In a statement, Amazon said it was “disappointed but not surprised that the FTC largely declined to rule against itself, but we are pleased that the agency has supported its broadest requests and will allow witnesses to choose their own counsel.”
“Amazon has cooperated with the FTC throughout the investigation and has already produced tens of thousands of pages of documents,” the company said. “We are committed to engaging constructively with FTC staff, but we remain concerned that the latest requests are overly broad and unnecessarily burdensome, and we will explore all of our options.”
The demand that Amazon’s most powerful leaders testify before the FTC underscores the depth and breadth of the agency’s investigation, which covers a wide range of Amazon services.
It began in March 2021 as an investigation into Amazon Prime, and whether Amazon automatically enrolled consumers in the program without their consent. The probe has since expanded to include nearly half a dozen Amazon services, including Audible, Amazon Music, Kindle Unlimited and Subscribe & Save.

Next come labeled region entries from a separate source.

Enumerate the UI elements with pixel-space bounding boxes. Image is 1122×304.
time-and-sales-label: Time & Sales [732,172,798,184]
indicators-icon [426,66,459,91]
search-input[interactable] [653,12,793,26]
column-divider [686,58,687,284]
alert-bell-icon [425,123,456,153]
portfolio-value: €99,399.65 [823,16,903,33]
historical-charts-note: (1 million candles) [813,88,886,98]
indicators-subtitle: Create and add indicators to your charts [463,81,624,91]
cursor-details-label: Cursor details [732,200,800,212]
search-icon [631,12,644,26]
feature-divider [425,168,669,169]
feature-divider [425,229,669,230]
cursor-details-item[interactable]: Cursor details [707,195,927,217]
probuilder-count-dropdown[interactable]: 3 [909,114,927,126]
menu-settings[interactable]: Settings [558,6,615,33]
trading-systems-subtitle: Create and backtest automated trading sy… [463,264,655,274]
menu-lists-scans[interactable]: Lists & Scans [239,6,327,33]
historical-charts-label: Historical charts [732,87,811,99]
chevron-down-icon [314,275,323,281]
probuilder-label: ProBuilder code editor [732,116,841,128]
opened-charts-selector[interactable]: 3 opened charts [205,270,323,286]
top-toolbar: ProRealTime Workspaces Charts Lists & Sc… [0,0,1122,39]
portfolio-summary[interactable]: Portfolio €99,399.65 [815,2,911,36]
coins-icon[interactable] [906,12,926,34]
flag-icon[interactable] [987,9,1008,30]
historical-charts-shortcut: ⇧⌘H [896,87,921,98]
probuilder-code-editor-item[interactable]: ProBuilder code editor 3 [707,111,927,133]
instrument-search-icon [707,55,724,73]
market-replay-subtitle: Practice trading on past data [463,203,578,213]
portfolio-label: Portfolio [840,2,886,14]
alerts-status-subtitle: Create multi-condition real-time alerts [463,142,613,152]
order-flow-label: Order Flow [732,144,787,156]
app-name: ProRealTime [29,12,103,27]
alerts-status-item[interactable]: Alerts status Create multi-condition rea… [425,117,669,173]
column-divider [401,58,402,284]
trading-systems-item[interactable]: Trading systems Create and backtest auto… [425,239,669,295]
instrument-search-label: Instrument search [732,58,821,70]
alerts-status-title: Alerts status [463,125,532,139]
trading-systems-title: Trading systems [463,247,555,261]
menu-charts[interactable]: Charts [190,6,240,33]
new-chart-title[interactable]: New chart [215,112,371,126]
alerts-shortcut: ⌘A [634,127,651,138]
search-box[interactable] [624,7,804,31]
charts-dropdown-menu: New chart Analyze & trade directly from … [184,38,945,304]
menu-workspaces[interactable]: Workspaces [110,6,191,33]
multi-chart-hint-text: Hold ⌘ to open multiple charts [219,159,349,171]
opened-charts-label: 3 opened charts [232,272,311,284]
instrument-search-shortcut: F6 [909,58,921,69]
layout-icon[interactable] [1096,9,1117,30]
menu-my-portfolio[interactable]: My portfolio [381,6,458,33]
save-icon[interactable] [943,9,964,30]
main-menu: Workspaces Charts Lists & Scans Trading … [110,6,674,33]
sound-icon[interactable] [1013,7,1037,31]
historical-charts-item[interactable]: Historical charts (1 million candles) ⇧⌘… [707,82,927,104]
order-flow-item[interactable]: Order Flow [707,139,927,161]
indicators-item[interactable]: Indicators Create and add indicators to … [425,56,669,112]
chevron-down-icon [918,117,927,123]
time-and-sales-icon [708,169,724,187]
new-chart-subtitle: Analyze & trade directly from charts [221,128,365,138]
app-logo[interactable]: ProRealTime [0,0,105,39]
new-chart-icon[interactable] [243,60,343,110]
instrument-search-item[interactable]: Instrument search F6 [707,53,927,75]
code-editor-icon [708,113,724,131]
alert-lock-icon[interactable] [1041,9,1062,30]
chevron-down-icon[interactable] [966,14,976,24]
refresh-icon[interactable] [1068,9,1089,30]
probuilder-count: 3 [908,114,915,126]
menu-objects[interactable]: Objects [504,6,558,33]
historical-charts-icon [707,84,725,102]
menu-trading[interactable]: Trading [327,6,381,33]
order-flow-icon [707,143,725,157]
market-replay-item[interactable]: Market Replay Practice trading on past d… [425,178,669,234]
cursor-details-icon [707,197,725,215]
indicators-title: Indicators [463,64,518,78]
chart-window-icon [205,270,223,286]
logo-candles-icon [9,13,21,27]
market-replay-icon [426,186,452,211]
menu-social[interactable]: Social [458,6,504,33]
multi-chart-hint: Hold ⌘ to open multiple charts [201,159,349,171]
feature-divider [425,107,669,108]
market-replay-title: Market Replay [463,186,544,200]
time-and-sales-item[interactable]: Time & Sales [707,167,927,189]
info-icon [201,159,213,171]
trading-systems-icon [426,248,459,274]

The expanded probe came after a Business Insider article reported that some within Amazon itself were concerned about whether the company’s customer acquisition and retention practices could be “deliberately confusing.”
Amazon has said that after providing thousands of documents related to the Prime investigation, the FTC’s request for further information is unreasonably broad. Compliance with the request would, among other things, require an interview with a large number of other employees to find the relevant information, it says.
Amazon also argued in its petition that Bezos and Jassy don’t have to testify because other officials would be more likely to have the kind of specific knowledge the FTC is seeking.